I tried introducing synchronised blocks but still, race condition is occurring.

Expected:

Starting process
v1-2024-01-31 19:01:01.413
Calling : v3from : v1
Calling : v2from : v1
v3-2024-01-31 19:01:01.551
v2-2024-01-31 19:01:01.550
Calling : v7from : v3
Calling : v4from : v2
v7-2024-01-31 19:01:01.553
v4-2024-01-31 19:01:01.553
Calling : v5from : v4
Calling : v6from : v4
v5-2024-01-31 19:01:01.554
v6-2024-01-31 19:01:01.554
Calling : v8from : v6
v8-2024-01-31 19:01:01.554
Calling : v9from : v8
v9-2024-01-31 19:01:01.555
Calling : v10from : v8
v10-2024-01-31 19:01:01.556
Calling : v11from : v10
v11-2024-01-31 19:01:01.557
Calling : v12from : v11
v12-2024-01-31 19:01:01.557
Calling : v13from : v12
v13-2024-01-31 19:01:01.558

Actual Response:

Starting process
v1-2024-01-31 18:54:00.859
Calling : v3from : v1
Calling : v2from : v1
v3-2024-01-31 18:54:01.035
v2-2024-01-31 18:54:01.035
Calling : v7from : v3
Calling : v4from : v2
v7-2024-01-31 18:54:01.038
v4-2024-01-31 18:54:01.038
Calling : v5from : v4
Calling : v6from : v4
v6-2024-01-31 18:54:01.040
v5-2024-01-31 18:54:01.040
Calling : v8from : v6
Calling : v8from : v5
v8-2024-01-31 18:54:01.043
v8-2024-01-31 18:54:01.044
Calling : v9from : v8
v9-2024-01-31 18:54:01.047
Calling : v9from : v8
v9-2024-01-31 18:54:01.054
Calling : v10from : v8
Calling : v10from : v8
v10-2024-01-31 18:54:01.060
v10-2024-01-31 18:54:01.060
Calling : v11from : v10
Calling : v11from : v10
v11-2024-01-31 18:54:01.063
v11-2024-01-31 18:54:01.063
Calling : v12from : v11
v12-2024-01-31 18:54:01.065
Calling : v12from : v11
Calling : v13from : v12
v12-2024-01-31 18:54:01.067
v13-2024-01-31 18:54:01.067
Calling : v13from : v12
v13-2024-01-31 18:54:01.068

'v8' has been called two times. 'v8' has to be called once from their child vertex.


Solution

  • Concurrent hash maps and concurrent hash sets do not provide thread safety by magic; the only thing they offer is that they will not crash and burn under multi-threaded use. However, you still have to use them properly under conditions of concurrency.

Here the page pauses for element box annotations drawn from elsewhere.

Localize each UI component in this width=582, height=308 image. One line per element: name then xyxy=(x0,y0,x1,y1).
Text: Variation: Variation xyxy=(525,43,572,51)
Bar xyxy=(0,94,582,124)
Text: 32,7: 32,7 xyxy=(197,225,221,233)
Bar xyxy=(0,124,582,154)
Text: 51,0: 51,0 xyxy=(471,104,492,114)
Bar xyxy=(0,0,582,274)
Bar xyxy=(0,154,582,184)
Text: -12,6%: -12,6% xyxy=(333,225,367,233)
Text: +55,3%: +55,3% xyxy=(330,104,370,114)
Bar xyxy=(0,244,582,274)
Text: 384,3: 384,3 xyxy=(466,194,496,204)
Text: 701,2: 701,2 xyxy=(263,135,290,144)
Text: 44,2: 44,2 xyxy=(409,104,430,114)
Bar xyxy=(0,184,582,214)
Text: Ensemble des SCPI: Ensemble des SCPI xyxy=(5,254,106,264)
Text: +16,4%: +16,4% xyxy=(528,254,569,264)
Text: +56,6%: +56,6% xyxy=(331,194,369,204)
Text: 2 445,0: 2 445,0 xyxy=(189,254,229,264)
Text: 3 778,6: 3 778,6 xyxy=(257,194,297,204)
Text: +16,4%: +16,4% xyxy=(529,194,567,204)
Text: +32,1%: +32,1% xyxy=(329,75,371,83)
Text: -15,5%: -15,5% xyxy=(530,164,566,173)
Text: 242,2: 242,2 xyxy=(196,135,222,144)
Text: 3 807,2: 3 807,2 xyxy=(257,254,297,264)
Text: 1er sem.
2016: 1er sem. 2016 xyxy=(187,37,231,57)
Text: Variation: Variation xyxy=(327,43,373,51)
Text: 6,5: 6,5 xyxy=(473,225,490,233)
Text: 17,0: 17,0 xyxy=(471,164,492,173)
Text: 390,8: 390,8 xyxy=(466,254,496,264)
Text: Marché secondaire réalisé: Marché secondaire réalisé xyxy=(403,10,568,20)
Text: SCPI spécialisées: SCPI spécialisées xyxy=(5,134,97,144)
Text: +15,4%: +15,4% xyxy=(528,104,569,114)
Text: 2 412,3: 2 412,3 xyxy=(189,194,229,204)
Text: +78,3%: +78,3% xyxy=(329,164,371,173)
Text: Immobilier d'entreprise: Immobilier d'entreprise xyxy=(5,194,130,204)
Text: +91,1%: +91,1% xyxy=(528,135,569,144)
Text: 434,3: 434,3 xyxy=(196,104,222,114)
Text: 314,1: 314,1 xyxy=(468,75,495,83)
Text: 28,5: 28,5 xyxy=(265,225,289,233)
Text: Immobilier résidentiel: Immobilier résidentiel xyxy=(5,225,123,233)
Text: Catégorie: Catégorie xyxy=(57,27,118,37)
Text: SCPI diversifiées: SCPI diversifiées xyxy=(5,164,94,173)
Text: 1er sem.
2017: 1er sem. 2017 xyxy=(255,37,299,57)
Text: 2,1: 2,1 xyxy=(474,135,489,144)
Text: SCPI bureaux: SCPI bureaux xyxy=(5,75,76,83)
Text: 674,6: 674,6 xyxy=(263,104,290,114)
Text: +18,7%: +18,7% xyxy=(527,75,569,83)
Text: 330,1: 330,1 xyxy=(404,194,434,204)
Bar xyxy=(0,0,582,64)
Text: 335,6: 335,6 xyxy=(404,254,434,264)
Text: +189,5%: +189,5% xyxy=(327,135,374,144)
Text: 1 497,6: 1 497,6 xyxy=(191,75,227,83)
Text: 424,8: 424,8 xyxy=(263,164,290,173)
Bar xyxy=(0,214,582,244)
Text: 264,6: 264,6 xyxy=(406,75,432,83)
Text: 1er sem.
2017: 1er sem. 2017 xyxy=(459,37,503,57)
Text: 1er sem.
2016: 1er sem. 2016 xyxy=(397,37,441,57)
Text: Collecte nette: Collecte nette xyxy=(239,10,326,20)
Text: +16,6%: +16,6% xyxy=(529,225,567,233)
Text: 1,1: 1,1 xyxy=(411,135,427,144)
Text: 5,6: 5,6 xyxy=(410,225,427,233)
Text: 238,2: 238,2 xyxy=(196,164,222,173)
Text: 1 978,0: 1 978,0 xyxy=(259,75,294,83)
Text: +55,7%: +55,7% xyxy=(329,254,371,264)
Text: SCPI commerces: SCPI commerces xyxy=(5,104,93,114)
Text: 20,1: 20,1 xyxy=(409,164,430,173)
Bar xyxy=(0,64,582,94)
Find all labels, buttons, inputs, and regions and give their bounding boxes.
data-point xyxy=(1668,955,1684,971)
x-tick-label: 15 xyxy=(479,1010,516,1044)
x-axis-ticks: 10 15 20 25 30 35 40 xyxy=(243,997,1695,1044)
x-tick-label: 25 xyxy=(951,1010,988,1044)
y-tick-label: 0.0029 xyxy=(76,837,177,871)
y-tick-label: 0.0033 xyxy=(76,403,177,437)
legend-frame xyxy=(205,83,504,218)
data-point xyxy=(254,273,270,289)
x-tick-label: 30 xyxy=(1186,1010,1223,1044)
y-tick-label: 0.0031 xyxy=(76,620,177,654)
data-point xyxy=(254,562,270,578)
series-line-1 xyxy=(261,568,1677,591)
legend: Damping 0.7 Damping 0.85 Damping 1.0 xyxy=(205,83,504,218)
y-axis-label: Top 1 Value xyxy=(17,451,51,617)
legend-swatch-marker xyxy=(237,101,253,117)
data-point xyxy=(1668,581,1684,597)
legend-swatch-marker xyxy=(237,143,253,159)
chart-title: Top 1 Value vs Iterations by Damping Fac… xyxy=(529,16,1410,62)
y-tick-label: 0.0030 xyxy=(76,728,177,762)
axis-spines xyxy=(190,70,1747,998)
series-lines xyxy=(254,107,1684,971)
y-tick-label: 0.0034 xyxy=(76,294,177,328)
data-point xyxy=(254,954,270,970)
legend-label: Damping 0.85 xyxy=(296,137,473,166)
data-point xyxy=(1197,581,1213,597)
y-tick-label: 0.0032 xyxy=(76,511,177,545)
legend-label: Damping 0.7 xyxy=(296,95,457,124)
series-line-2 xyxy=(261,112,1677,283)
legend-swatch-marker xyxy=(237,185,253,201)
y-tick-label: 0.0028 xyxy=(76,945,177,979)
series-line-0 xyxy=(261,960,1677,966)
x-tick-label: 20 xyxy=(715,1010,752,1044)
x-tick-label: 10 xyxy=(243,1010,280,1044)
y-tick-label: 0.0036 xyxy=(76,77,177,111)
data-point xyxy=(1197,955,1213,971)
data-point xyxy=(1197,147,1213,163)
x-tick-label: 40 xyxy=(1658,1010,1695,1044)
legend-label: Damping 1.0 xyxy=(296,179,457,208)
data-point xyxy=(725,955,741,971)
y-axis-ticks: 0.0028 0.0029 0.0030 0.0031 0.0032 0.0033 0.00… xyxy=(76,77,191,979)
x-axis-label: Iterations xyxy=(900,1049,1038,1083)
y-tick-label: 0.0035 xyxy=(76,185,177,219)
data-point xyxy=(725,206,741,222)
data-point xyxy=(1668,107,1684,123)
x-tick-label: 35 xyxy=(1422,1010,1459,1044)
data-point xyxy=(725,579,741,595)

    user "Thomas" has already pointed out in a comment what you are doing wrong. The expression visited.get().contains(neighbor) may return false at the moment that it gets invoked, but it may very well return true a microsecond later, before the enclosing if() statement completes, or before the enclosing function returns.

    To fix this, take advantage of the fact that the Set.add() method returns a boolean to indicate whether an item was in fact added to the map, or whether the item was already present, and therefore not added. If Set.add() returns false, then abort the rest of the function.